Because it’s the right thing to do. These people robbed him without cause. They have no evidence that their laws apply. They could never provide it, and would never provide it even on the stand. The prosecutor would impeach the officers as being unqualified to testify on legal matters before they could even answer the question.
The injustice here is not that people are paying him (ie. taking justice into their own hands and wallets), but rather, the injustice here is that you had to spend so much of your hard earned money and jump through so many hoops to run your business. You shouldn’t have had to do that.
If you do something wrong, your consumers will punish you by leaving. That’s all that’s needed. Really. These officers have attacked a nonviolent and innocent person. That’s wrong. And people are recognizing that that’s wrong and putting their money where their mouth is. I applaud them for it.

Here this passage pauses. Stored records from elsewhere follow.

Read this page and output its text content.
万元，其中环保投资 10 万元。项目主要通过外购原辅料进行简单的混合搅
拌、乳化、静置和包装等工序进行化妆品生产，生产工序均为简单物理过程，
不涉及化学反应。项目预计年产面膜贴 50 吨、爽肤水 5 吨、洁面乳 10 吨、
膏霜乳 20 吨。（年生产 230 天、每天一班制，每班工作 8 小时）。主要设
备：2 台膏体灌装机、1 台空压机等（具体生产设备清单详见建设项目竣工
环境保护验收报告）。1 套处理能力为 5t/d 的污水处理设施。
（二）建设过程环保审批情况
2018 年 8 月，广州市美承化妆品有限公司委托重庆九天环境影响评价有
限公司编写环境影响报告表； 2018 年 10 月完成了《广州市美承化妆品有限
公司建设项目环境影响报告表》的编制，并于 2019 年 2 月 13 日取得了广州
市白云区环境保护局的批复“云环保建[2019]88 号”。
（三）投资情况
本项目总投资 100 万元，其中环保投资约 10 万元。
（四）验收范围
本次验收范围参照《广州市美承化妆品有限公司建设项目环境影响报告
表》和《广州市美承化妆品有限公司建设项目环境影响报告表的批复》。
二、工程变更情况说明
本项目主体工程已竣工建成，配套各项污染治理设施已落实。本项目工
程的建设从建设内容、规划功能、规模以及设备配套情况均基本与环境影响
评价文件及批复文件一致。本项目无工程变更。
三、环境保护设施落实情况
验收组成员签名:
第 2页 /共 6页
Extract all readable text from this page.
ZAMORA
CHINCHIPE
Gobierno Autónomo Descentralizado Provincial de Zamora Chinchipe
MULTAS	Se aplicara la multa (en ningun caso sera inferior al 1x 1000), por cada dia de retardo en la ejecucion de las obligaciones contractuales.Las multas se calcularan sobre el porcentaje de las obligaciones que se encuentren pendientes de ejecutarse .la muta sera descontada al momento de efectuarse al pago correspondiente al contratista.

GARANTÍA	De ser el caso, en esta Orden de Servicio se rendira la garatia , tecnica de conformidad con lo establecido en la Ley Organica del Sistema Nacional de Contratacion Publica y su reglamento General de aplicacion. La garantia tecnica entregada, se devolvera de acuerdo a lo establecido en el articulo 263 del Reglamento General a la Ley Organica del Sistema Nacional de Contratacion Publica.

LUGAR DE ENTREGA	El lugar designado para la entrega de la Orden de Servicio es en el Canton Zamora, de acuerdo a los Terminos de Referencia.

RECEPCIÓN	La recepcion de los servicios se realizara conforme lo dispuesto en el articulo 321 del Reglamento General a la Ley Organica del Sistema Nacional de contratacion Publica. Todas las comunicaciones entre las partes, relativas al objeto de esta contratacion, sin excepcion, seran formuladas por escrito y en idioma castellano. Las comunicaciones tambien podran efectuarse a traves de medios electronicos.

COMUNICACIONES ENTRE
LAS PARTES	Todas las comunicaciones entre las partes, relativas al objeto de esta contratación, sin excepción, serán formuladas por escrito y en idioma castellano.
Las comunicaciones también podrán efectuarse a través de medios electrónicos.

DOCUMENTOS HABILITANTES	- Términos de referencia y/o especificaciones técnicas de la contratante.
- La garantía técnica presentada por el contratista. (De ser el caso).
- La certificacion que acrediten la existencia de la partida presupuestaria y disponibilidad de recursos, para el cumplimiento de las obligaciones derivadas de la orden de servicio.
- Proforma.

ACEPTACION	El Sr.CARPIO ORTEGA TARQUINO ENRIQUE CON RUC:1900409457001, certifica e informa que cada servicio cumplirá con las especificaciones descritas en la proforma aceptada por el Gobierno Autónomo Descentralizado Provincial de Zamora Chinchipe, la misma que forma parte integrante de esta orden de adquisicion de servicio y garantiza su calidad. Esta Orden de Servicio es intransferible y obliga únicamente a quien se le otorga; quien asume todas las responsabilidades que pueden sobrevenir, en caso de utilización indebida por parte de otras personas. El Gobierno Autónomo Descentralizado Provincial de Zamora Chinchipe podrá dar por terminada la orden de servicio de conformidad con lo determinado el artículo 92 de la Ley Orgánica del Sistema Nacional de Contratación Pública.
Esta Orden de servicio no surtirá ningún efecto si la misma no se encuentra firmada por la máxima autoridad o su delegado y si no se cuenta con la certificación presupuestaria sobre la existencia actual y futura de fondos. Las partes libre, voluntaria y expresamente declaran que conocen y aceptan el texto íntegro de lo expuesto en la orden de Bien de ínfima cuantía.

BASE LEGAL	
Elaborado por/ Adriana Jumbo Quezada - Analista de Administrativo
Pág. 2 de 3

Karri: Hahaha. Robbed at gunpoint? Really? It was a freaking Berkley campus cop that was issuing citations to the vendors on campus that didn’t have permits. They didn’t “attack” anyone. They gave him a ticket and confiscated $60. But whatever. I’m done with you and your stupid argument just for the sake of arguing.
Karri is displaying what most people display on that end of the conversation: a superstitious/mythical belief in government authority. I don’t blame her for it. Such a belief is indoctrinated into us from a very early age. It’s the entire basis of our belief in so-called jurisdiction. Factually, it doesn’t exist. Factually, there are people who call themselves government forcing other people to pay them. That’s all there is to it. Philosophical opinions are irrelevant when it comes to the factual actions of individuals.
Karri can’t provide any evidence that laws apply because there isn’t any. Time and time again bureaucrats and prosecutors are likewise unable to provide any evidence of their claimed jurisdiction over other people. And the more we challenge them on it, the better off we’ll be, methinks.